Acad Radiol. 2011 May;18(5):536-46. doi: 10.1016/j.acra.2010.11.009. Epub 2011 Mar 11.
Optimization studies for x-ray-based breast imaging systems using computer simulation can greatly benefit from a phantom capable of modeling varying anatomical variability across different patients. This study aimed to develop a three-dimensional phantom model with realistic and randomizable anatomical features.
A voxelized breast model was developed consisting of an outer layer of skin and subcutaneous fat, a mixture of glandular and adipose, stochastically generated ductal trees, masses, and microcalcifications. Randomized realization of the breast morphology provided a range of patient models. Compression models were included to represent the breast under various compression levels along different orientations. A Monte Carlo (MC) simulation code was adapted to simulate x-ray based imaging systems for the breast phantom. Simulated projections of the phantom at different angles were generated and reconstructed with iterative methods, simulating mammography, breast tomosynthesis, and computed tomography (CT) systems. Phantom dose maps were further generated for dosimetric evaluation.

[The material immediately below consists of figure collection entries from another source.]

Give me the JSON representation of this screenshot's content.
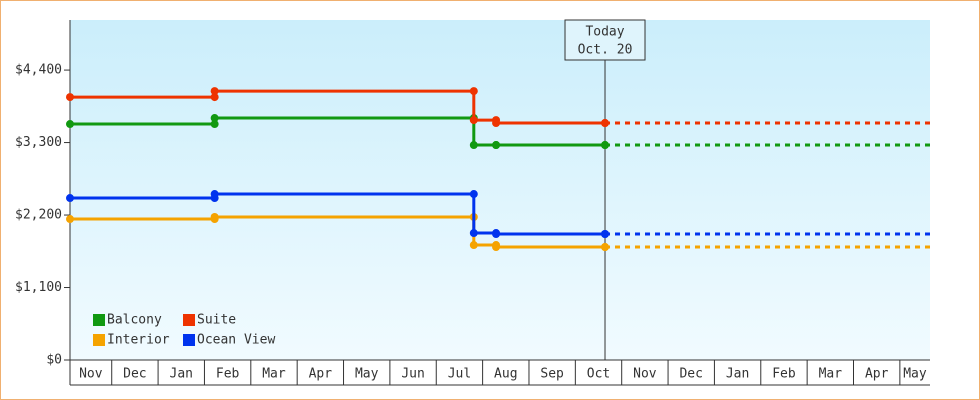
{
  "chart_data": {
    "type": "step-line",
    "x": [
      0.1,
      3.22,
      8.81,
      9.29,
      11.64
    ],
    "xlim": [
      0.1,
      18.65
    ],
    "xticks": [
      {
        "value": 0.5,
        "label": "Nov"
      },
      {
        "value": 1.5,
        "label": "Dec"
      },
      {
        "value": 2.5,
        "label": "Jan"
      },
      {
        "value": 3.5,
        "label": "Feb"
      },
      {
        "value": 4.5,
        "label": "Mar"
      },
      {
        "value": 5.5,
        "label": "Apr"
      },
      {
        "value": 6.5,
        "label": "May"
      },
      {
        "value": 7.5,
        "label": "Jun"
      },
      {
        "value": 8.5,
        "label": "Jul"
      },
      {
        "value": 9.5,
        "label": "Aug"
      },
      {
        "value": 10.5,
        "label": "Sep"
      },
      {
        "value": 11.5,
        "label": "Oct"
      },
      {
        "value": 12.5,
        "label": "Nov"
      },
      {
        "value": 13.5,
        "label": "Dec"
      },
      {
        "value": 14.5,
        "label": "Jan"
      },
      {
        "value": 15.5,
        "label": "Feb"
      },
      {
        "value": 16.5,
        "label": "Mar"
      },
      {
        "value": 17.5,
        "label": "Apr"
      },
      {
        "value": 18.5,
        "label": "May"
      }
    ],
    "ylim": [
      0,
      5160
    ],
    "yticks": [
      {
        "value": 0,
        "label": "$0"
      },
      {
        "value": 1100,
        "label": "$1,100"
      },
      {
        "value": 2200,
        "label": "$2,200"
      },
      {
        "value": 3300,
        "label": "$3,300"
      },
      {
        "value": 4400,
        "label": "$4,400"
      }
    ],
    "series": [
      {
        "name": "Balcony",
        "color": "#119911",
        "values": [
          3581,
          3672,
          3262,
          3262,
          3262
        ]
      },
      {
        "name": "Suite",
        "color": "#ee3300",
        "values": [
          3990,
          4081,
          3641,
          3596,
          3596
        ]
      },
      {
        "name": "Interior",
        "color": "#f5a300",
        "values": [
          2139,
          2170,
          1745,
          1714,
          1714
        ]
      },
      {
        "name": "Ocean View",
        "color": "#0033ee",
        "values": [
          2458,
          2519,
          1927,
          1912,
          1912
        ]
      }
    ],
    "annotation": {
      "x": 11.64,
      "lines": [
        "Today",
        "Oct. 20"
      ]
    },
    "legend": "lower-left"
  }
}
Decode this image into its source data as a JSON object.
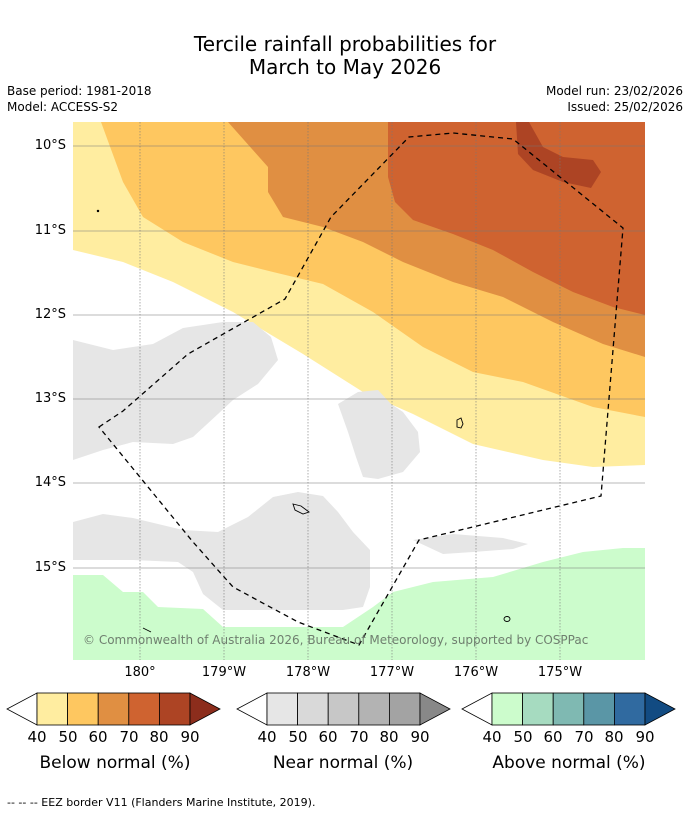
{
  "title": {
    "line1": "Tercile rainfall probabilities for",
    "line2": "March to May 2026"
  },
  "meta": {
    "base_period": "Base period: 1981-2018",
    "model": "Model: ACCESS-S2",
    "model_run": "Model run: 23/02/2026",
    "issued": "Issued: 25/02/2026"
  },
  "map": {
    "lat_labels": [
      "10°S",
      "11°S",
      "12°S",
      "13°S",
      "14°S",
      "15°S"
    ],
    "lon_labels": [
      "180°",
      "179°W",
      "178°W",
      "177°W",
      "176°W",
      "175°W"
    ],
    "copyright": "© Commonwealth of Australia 2026, Bureau of Meteorology, supported by COSPPac"
  },
  "legend": {
    "below": {
      "caption": "Below normal (%)",
      "ticks": [
        "40",
        "50",
        "60",
        "70",
        "80",
        "90"
      ],
      "colors": [
        "#ffeda0",
        "#fec760",
        "#e08f42",
        "#cf6330",
        "#ad4424",
        "#8c2d1c"
      ]
    },
    "near": {
      "caption": "Near normal (%)",
      "ticks": [
        "40",
        "50",
        "60",
        "70",
        "80",
        "90"
      ],
      "colors": [
        "#e6e6e6",
        "#d9d9d9",
        "#c7c7c7",
        "#b3b3b3",
        "#a3a3a3",
        "#888888"
      ]
    },
    "above": {
      "caption": "Above normal (%)",
      "ticks": [
        "40",
        "50",
        "60",
        "70",
        "80",
        "90"
      ],
      "colors": [
        "#ccfccc",
        "#a6dbc0",
        "#7fb9b2",
        "#5a96a6",
        "#306aa0",
        "#124b82"
      ]
    }
  },
  "footer": "-- -- -- EEZ border V11 (Flanders Marine Institute, 2019)."
}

Region of interest comparisons of simulated and real mammograms showed strong similarities in terms of appearance and features. Noise-power spectra of simulated mammographic images demonstrated that the phantom provided target properties for anatomical backgrounds. Reconstructed tomosynthesis and CT images and dose maps provided corresponding data from a single breast enabling optimization studies. Dosimetry result provided insight into the dose distribution difference between modalities and compression levels.
The anthropomorphic breast phantom, combined with the MC simulation platform, generated a realistic model for a breast imaging system. The developed platform is expected to provide a versatile and powerful framework for optimizing volumetric breast imaging systems.
使用计算机模拟优化基于 X 射线的乳腺成像系统,可从能够模拟不同患者之间不同解剖学变化的体模中大大受益。本研究旨在开发具有真实和可随机化解剖特征的三维体模模型。
我们开发了一个体素化的乳房模型,该模型由皮肤和皮下脂肪的外层、腺体和脂肪混合物、随机生成的导管树、肿块和微钙化组成。乳房形态的随机化实现提供了一系列患者模型。包括压缩模型以代表不同方向不同压缩水平下的乳房。改编了蒙特卡罗(MC)模拟代码来模拟基于 X 射线的乳腺体模成像系统。在不同角度下生成了体模的模拟投影,并使用迭代方法进行重建,模拟了乳房 X 线摄影术、乳腺断层合成术和计算机断层扫描(CT)系统。进一步生成了体模剂量图以进行剂量评估。
模拟和真实乳房 X 光片的感兴趣区域比较显示出在外观和特征方面具有很强的相似性。模拟乳房 X 光图像的噪声功率谱表明,该体模为解剖背景提供了目标特性。重建的断层合成术和 CT 图像和剂量图提供了来自单个乳房的相应数据,从而能够进行优化研究。剂量学结果深入了解了不同模式和压缩水平之间的剂量分布差异。
结合 MC 模拟平台的拟人化乳腺体模生成了用于乳腺成像系统的真实模型。所开发的平台有望为优化容积乳腺成像系统提供通用且强大的框架。